Toutefois, si l'on en juge impartialement, on ne peut guere douter que Guttenberg ne soit le véritable auteur de l'Imprimerie. Il étoit natif de Mayence, & sortoit d'une famille patricienne de cette ville, qui paroît avoir porté différens noms, celui de Zumjungen - aben, & celui de Gensfleisch. On trouve dans des contrats passés à Strasbourg, en 1441 & 1442, qu'il est appellé Joannes dictus Gensfleisch, aliàs nuncupatus Guttenberg, de Moguntia.

On assûre que Guttenberg, étant à Strasbourg en 1439, passa un acte avec trois bourgeois de cette ville, pour mettre en oeuvre plusieurs arts, & secrets merveilleux qui tiennent du prodige. Ce sont, dit M. Schefflin, les termes du traité (écrit en allemand) sans toutefois spécifier en quoi consistoient ces arts, cependant il est permis de soupçonner que l'art d'imprimer étoit du nombre de ces secrets qualifiés de merveilleux.

En effet, l'invention de l'Imprimerie a été regardée, dans les commencemens, comme tenant du prodige, & même du sortilege. Les parties contractantes n'auront pas jugé à propos de s'expliquer plus clairement, dans l'espérance de tirer un profit considérable d'un art pour lequel il n'y avoit pas mème encore de terme consacré.

En 1450, Guttenberg étant à Mayence pour chercher des amis qui vinssent au secours de ses fonds épuisés, fit dans cette année une nouvelle association avec Faust de Mayence. Voilà pourquoi Pierre Schoeffer, associé & gendre de Faust, a mis l'époque de l'origine de l'Imprimerie à Mayence dans ladite année 1450.

En 1452, le même Pierre Schoeffer, domestique de Faust, trouva le secret de jetter en fonte les caracteres, & mit par conséquent la derniere main à la perfection de l'Imprimerie; car jusqu'alors Guttenberg & Faust n'avoient imprimé qu'avec des lettres sculptées en relief sur le bois & sur le métal: il falloit des lettres mobiles fondues, & c'est ce que Schoeffer exécuta.

En 1465, l'électeur de Mayence Adolphe II. honora Guttenberg de ses bonnes graces, eut soin de sa fortune, & le reçut au nombre des gentilshommes de sa maison, avec une pension honnête. Guttenberg ne jouit pas long - tems de ces avantages; il mourut trois ans après à Mayence en 1468, & fut enterré dans l'église des Cordeliers de cette ville.

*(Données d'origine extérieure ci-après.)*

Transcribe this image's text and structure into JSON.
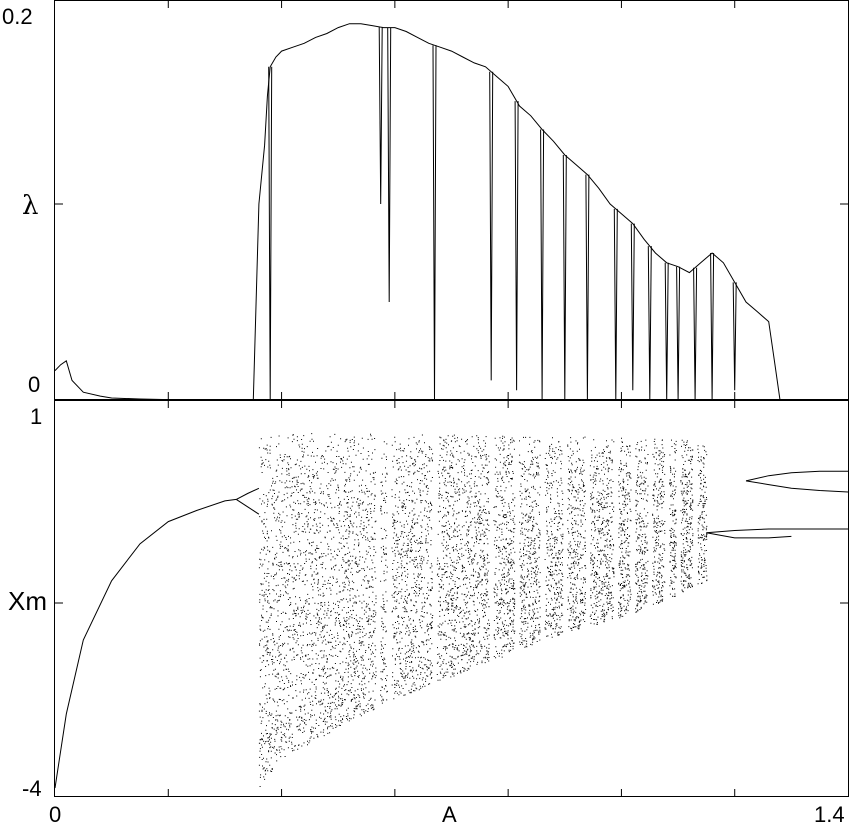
{
  "chart_data": [
    {
      "type": "line",
      "panel": "top",
      "title": "",
      "xlabel": "",
      "ylabel": "λ",
      "xlim": [
        0,
        1.4
      ],
      "ylim": [
        0,
        0.2
      ],
      "y_tick_labels": [
        "0.2",
        "0"
      ],
      "grid": false,
      "series": [
        {
          "x": [
            0.0,
            0.01,
            0.02,
            0.03,
            0.05,
            0.08,
            0.1,
            0.15,
            0.2,
            0.25,
            0.3,
            0.35,
            0.36,
            0.37,
            0.375,
            0.38,
            0.39,
            0.4,
            0.42,
            0.44,
            0.46,
            0.48,
            0.5,
            0.52,
            0.54,
            0.56,
            0.58,
            0.6,
            0.62,
            0.64,
            0.66,
            0.68,
            0.7,
            0.72,
            0.74,
            0.76,
            0.78,
            0.8,
            0.82,
            0.84,
            0.86,
            0.88,
            0.9,
            0.92,
            0.94,
            0.96,
            0.98,
            1.0,
            1.02,
            1.04,
            1.06,
            1.08,
            1.1,
            1.12,
            1.14,
            1.16,
            1.18,
            1.2,
            1.22,
            1.24,
            1.26,
            1.27,
            1.28,
            1.4
          ],
          "y": [
            0.015,
            0.018,
            0.02,
            0.01,
            0.004,
            0.002,
            0.001,
            0.0005,
            0.0002,
            0.0002,
            0.0002,
            0.0,
            0.1,
            0.13,
            0.155,
            0.17,
            0.175,
            0.178,
            0.18,
            0.182,
            0.185,
            0.187,
            0.19,
            0.192,
            0.192,
            0.191,
            0.19,
            0.19,
            0.188,
            0.185,
            0.182,
            0.18,
            0.178,
            0.175,
            0.172,
            0.17,
            0.165,
            0.16,
            0.15,
            0.145,
            0.138,
            0.132,
            0.125,
            0.12,
            0.115,
            0.108,
            0.1,
            0.095,
            0.09,
            0.082,
            0.075,
            0.07,
            0.068,
            0.065,
            0.07,
            0.075,
            0.07,
            0.06,
            0.05,
            0.045,
            0.04,
            0.02,
            0.0,
            0.0
          ]
        }
      ],
      "dips": [
        {
          "x": 0.38,
          "y": 0.0
        },
        {
          "x": 0.575,
          "y": 0.1
        },
        {
          "x": 0.59,
          "y": 0.05
        },
        {
          "x": 0.67,
          "y": 0.0
        },
        {
          "x": 0.77,
          "y": 0.01
        },
        {
          "x": 0.815,
          "y": 0.005
        },
        {
          "x": 0.86,
          "y": 0.0
        },
        {
          "x": 0.9,
          "y": 0.0
        },
        {
          "x": 0.94,
          "y": 0.0
        },
        {
          "x": 0.99,
          "y": 0.0
        },
        {
          "x": 1.02,
          "y": 0.005
        },
        {
          "x": 1.05,
          "y": 0.0
        },
        {
          "x": 1.08,
          "y": 0.0
        },
        {
          "x": 1.1,
          "y": 0.0
        },
        {
          "x": 1.13,
          "y": 0.0
        },
        {
          "x": 1.16,
          "y": 0.0
        },
        {
          "x": 1.2,
          "y": 0.005
        }
      ]
    },
    {
      "type": "scatter",
      "panel": "bottom",
      "title": "",
      "xlabel": "A",
      "ylabel": "Xm",
      "xlim": [
        0,
        1.4
      ],
      "ylim": [
        -4,
        1
      ],
      "x_tick_labels": [
        "0",
        "1.4"
      ],
      "y_tick_labels": [
        "1",
        "-4"
      ],
      "grid": false,
      "branches": [
        {
          "x": [
            0.0,
            0.02,
            0.05,
            0.1,
            0.15,
            0.2,
            0.25,
            0.3,
            0.32
          ],
          "y": [
            -4.0,
            -3.0,
            -2.0,
            -1.2,
            -0.7,
            -0.4,
            -0.25,
            -0.12,
            -0.1
          ]
        },
        {
          "x": [
            0.32,
            0.34,
            0.36
          ],
          "y": [
            -0.1,
            -0.02,
            0.05
          ]
        },
        {
          "x": [
            0.32,
            0.34,
            0.36
          ],
          "y": [
            -0.1,
            -0.2,
            -0.3
          ]
        },
        {
          "x": [
            1.22,
            1.26,
            1.3,
            1.35,
            1.4
          ],
          "y": [
            0.15,
            0.1,
            0.05,
            0.02,
            0.0
          ]
        },
        {
          "x": [
            1.22,
            1.26,
            1.3,
            1.35,
            1.4
          ],
          "y": [
            0.15,
            0.22,
            0.26,
            0.28,
            0.28
          ]
        },
        {
          "x": [
            1.15,
            1.2,
            1.26,
            1.32,
            1.38,
            1.4
          ],
          "y": [
            -0.55,
            -0.52,
            -0.5,
            -0.5,
            -0.5,
            -0.5
          ]
        },
        {
          "x": [
            1.15,
            1.2,
            1.26,
            1.3
          ],
          "y": [
            -0.55,
            -0.62,
            -0.62,
            -0.6
          ]
        }
      ],
      "chaotic_band": {
        "x": [
          0.36,
          0.4,
          0.5,
          0.6,
          0.7,
          0.8,
          0.9,
          1.0,
          1.1,
          1.15
        ],
        "y_upper": [
          0.8,
          0.8,
          0.79,
          0.78,
          0.77,
          0.76,
          0.75,
          0.73,
          0.71,
          0.7
        ],
        "y_lower": [
          -4.0,
          -3.6,
          -3.2,
          -2.8,
          -2.5,
          -2.2,
          -1.9,
          -1.7,
          -1.4,
          -1.2
        ]
      },
      "windows": [
        0.57,
        0.59,
        0.67,
        0.77,
        0.815,
        0.86,
        0.9,
        0.94,
        0.99,
        1.02,
        1.05,
        1.08,
        1.1,
        1.13,
        1.16,
        1.2
      ]
    }
  ]
}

Je n'entrerai point ici dans un plus grand détail sur la vie des trois hommes qui ont les premiers imprimé des livres, & je ne dirai rien de la maniere dont se fait l'Imprimerie. Voyez cet article.

Je remarquerai seulement que ceux qui ne sont pas instruits de ce qui constitue essentiellement cet art admirable, ont fixé son origine ou à l'invention des tables gravées en bois, ou à celle des lettres fixes; tandis qu'il est aisé de concevoir que la découverte des lettres mobiles, gravées en relief & jettées en fonte, en est la vraie base. Si donc la mobilité des caracteres fait le fondement de l'Imprimerie, ce ne sont ni les Chinois qui impriment àpeu - près de la même façon qu'on imprime aujourd'hui les estampes, ni ceux de Harlem dont la prétention ne sauroit s'étendre au - delà des tables de bois gravées, qui peuvent s'attribuer la gloire de l'invention. Ainsi le speculum humanoe salvationis, gardé précieusement dans leur ville comme un mo<cb-> nument incontestable de l'Imprimerie inventée chez eux par Laurent Coster, ne décide rien. Plusieurs autres ouvrages de cette espece, qu'on trouve chez des curieux, sont imprimés dans le même goût de gravûre.

On sait comment l'Imprimerie s'est répandue depuis 1462, par la révolution que Mayence éprouva cette même année. Adolphe, comte de Nassau, soutenu par le pape Pie II. ayant surpris cette ville impériale, lui ôta ses libertés & ses priviléges. Alors, tous les ouvriers, qu'elle avoit dans son sein, à l'exception de Guttenberg, s'enfuirent, se disperserent, & porterent leur art dans les lieux & les pays où il n'étoit pas connu. C'est à cet événement que tous les historiens réunis à Jean Schoeffer, fils de Pierre & petit - fils de Faust, placent l'époque de la dispersion, dont l'Europe profita.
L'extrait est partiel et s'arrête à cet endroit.